Re: indexing pdf files

From: Cindy Harper <charper_at_nyob> Date: Wed, 16 Sep 2009 16:01:16 -0400 To: CODE4LIB_at_LISTSERV.ND.EDU

We're just talking about creating an index, not a separate copy of the
works, right?  because I imagine that copyright has a lot to do with why
this type of thing doesn't already exist.

On Wed, Sep 16, 2009 at 3:08 PM, Eric Lease Morgan <emorgan_at_nd.edu> wrote:

> Eric Morgan wrote:
>
>  http://infomotions.com/highlights/
>>
>
>
>
> Rosalyn Metz wrote:
>
>  I have librarians that would kill for this.  In fact I was talking to
>> one about it the other day.  She felt there must be a way to handle
>> active reading and make it portable.  This would be great in
>> conjunction with RefWorks or Zotero or something along those lines.
>>
>
>
> Yep, when I was creating this application for myself I was wondering what
> it would be like if a whole group, say, an academic department, were to
> systematically contribute to such a thing?
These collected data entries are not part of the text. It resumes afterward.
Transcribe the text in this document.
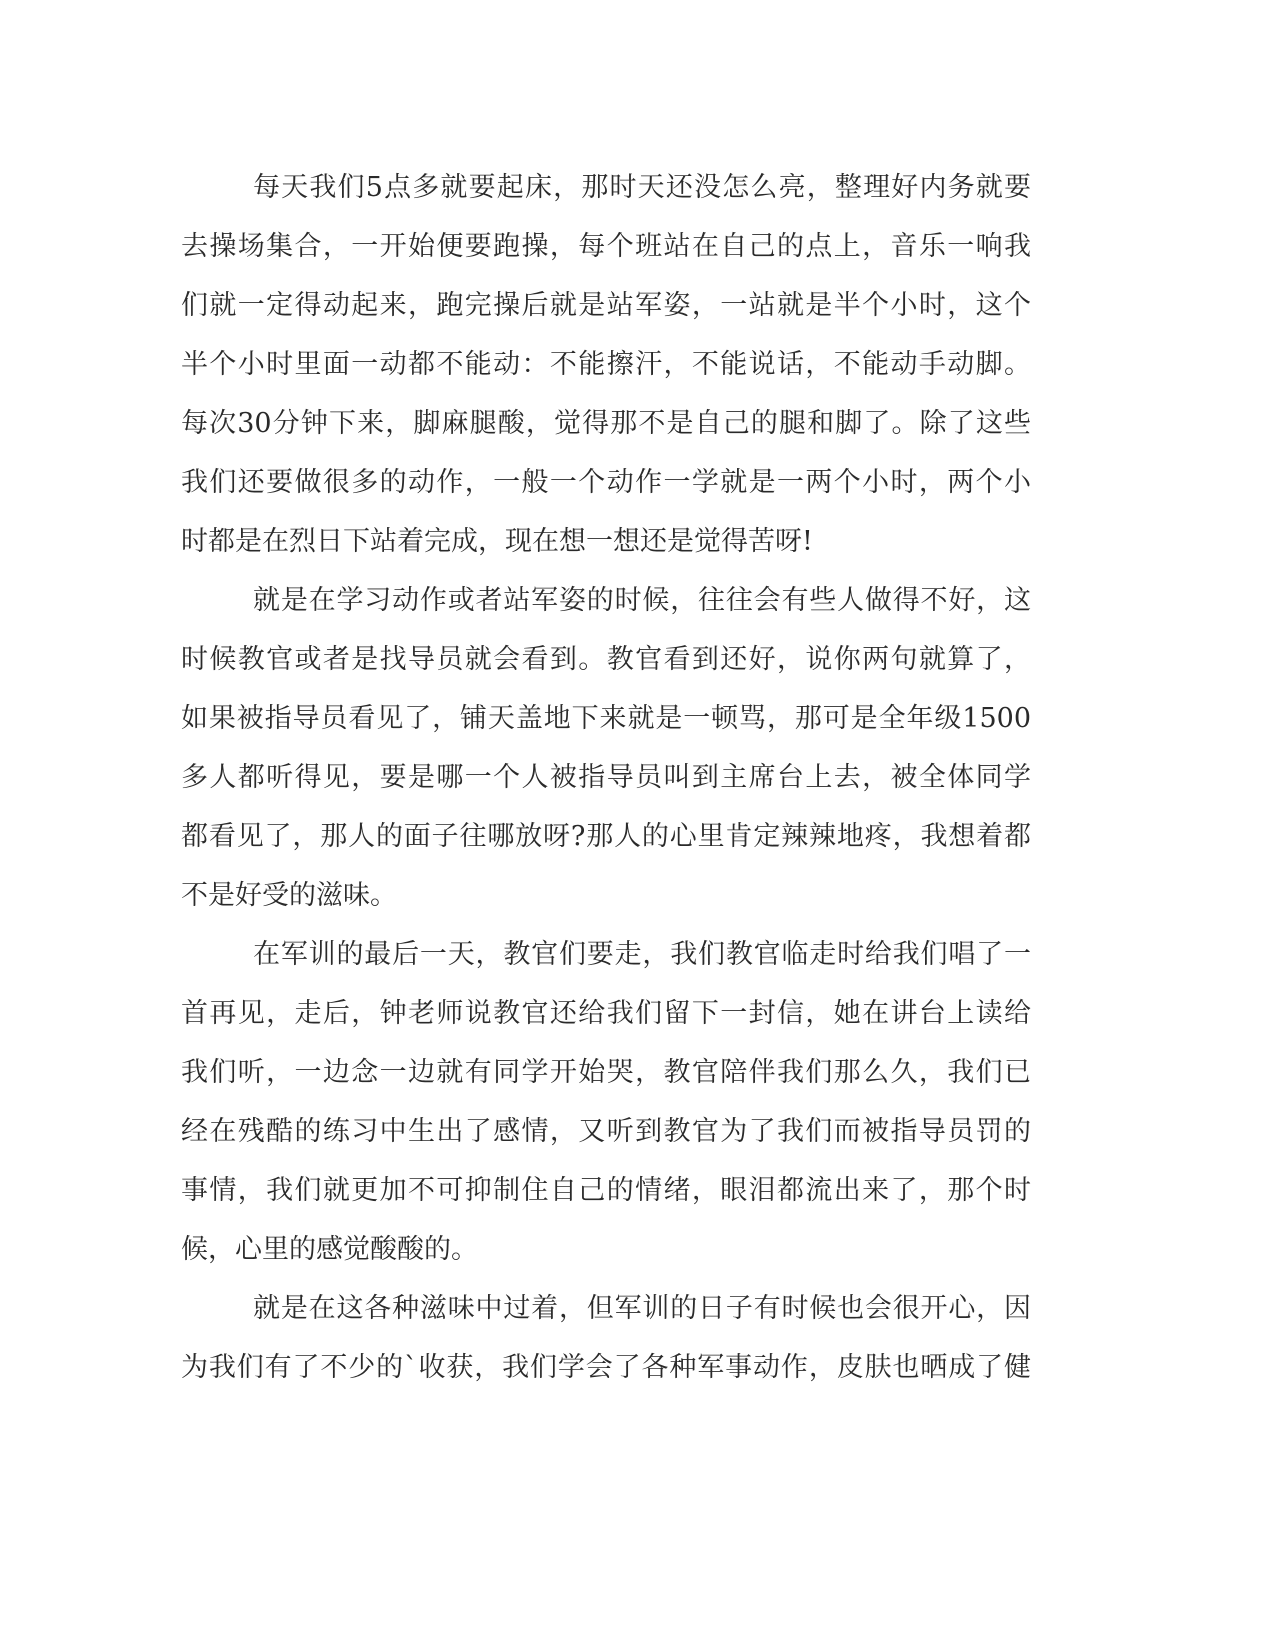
每天我们5点多就要起床，那时天还没怎么亮，整理好内务就要
去操场集合，一开始便要跑操，每个班站在自己的点上，音乐一响我
们就一定得动起来，跑完操后就是站军姿，一站就是半个小时，这个
半个小时里面一动都不能动：不能擦汗，不能说话，不能动手动脚。
每次30分钟下来，脚麻腿酸，觉得那不是自己的腿和脚了。除了这些
我们还要做很多的动作，一般一个动作一学就是一两个小时，两个小
时都是在烈日下站着完成，现在想一想还是觉得苦呀!
就是在学习动作或者站军姿的时候，往往会有些人做得不好，这
时候教官或者是找导员就会看到。教官看到还好，说你两句就算了，
如果被指导员看见了，铺天盖地下来就是一顿骂，那可是全年级1500
多人都听得见，要是哪一个人被指导员叫到主席台上去，被全体同学
都看见了，那人的面子往哪放呀?那人的心里肯定辣辣地疼，我想着都
不是好受的滋味。
在军训的最后一天，教官们要走，我们教官临走时给我们唱了一
首再见，走后，钟老师说教官还给我们留下一封信，她在讲台上读给
我们听，一边念一边就有同学开始哭，教官陪伴我们那么久，我们已
经在残酷的练习中生出了感情，又听到教官为了我们而被指导员罚的
事情，我们就更加不可抑制住自己的情绪，眼泪都流出来了，那个时
候，心里的感觉酸酸的。
就是在这各种滋味中过着，但军训的日子有时候也会很开心，因
为我们有了不少的`收获，我们学会了各种军事动作，皮肤也晒成了健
I thought the output would be
> pretty exciting.
>
>
> Mark A. Matienzo wrote:
>
>  Have you considered using Solr's ExtractingRequestHandler [1] for the
>> PDFs? We're using it at NYPL with pretty great success.
>>
>> [1] http://wiki.apache.org/solr/ExtractingRequestHandler
>>
>
> Nope, never saw that previously. Thanks for the pointer.
>
>
> Peter Kiraly wrote:
>
>  I would like to suggest an API for extracting text (including highlighted
>> or
>> annotated ones) from PDF: iText (http://www.lowagie.com/iText/).
>> This is a Java API (has C# port), and it helped me a lot, when we worked
>> with extraordinary PDF files.
>>
>
> More tools! Thank you.
>
>
> danielle plumer wrote:
>
>  My (much more primitive) version of the same thing involves reading and
>> annotating articles using my Tablet PC. Although I do get a variety of
>> print
>> publications, I find I don't tend to annotate them as much anymore. I used
>> to use EndNote to do the metadata, then I switched to Zotero. I hadn't
>> thought to try to create a full-text search of the articles -- hmm.
>>
>
> Yes, for a growing number of the tools I create I need to be thinking about
> Zotero as way of "remembering" content. Thanks for... reminding me.
>
>
> Erik Hatcher wrote:
>
>  Here's a post on how easy it is to send PDF documents to Solr from Java:
>>
>>  <
>> http://www.lucidimagination.com/blog/2009/09/14/posting-rich-documents-to-apache-solr-using-solrj-and-solr-cell-apache-tika/
>>
>
> I'm looking forward to the arrival of my Solr books any day now. After
> reading it I hope to have a better handle on the guts of Solr as well as
> increase my abilities to do the sorts of things discussed at the URL above.
>
>
> Thank you, one and all for your replies.
>
> --
> Eric Morgan
>

-- 
Cindy Harper, Systems Librarian
Colgate University Libraries
charper_at_colgate.edu
315-228-7363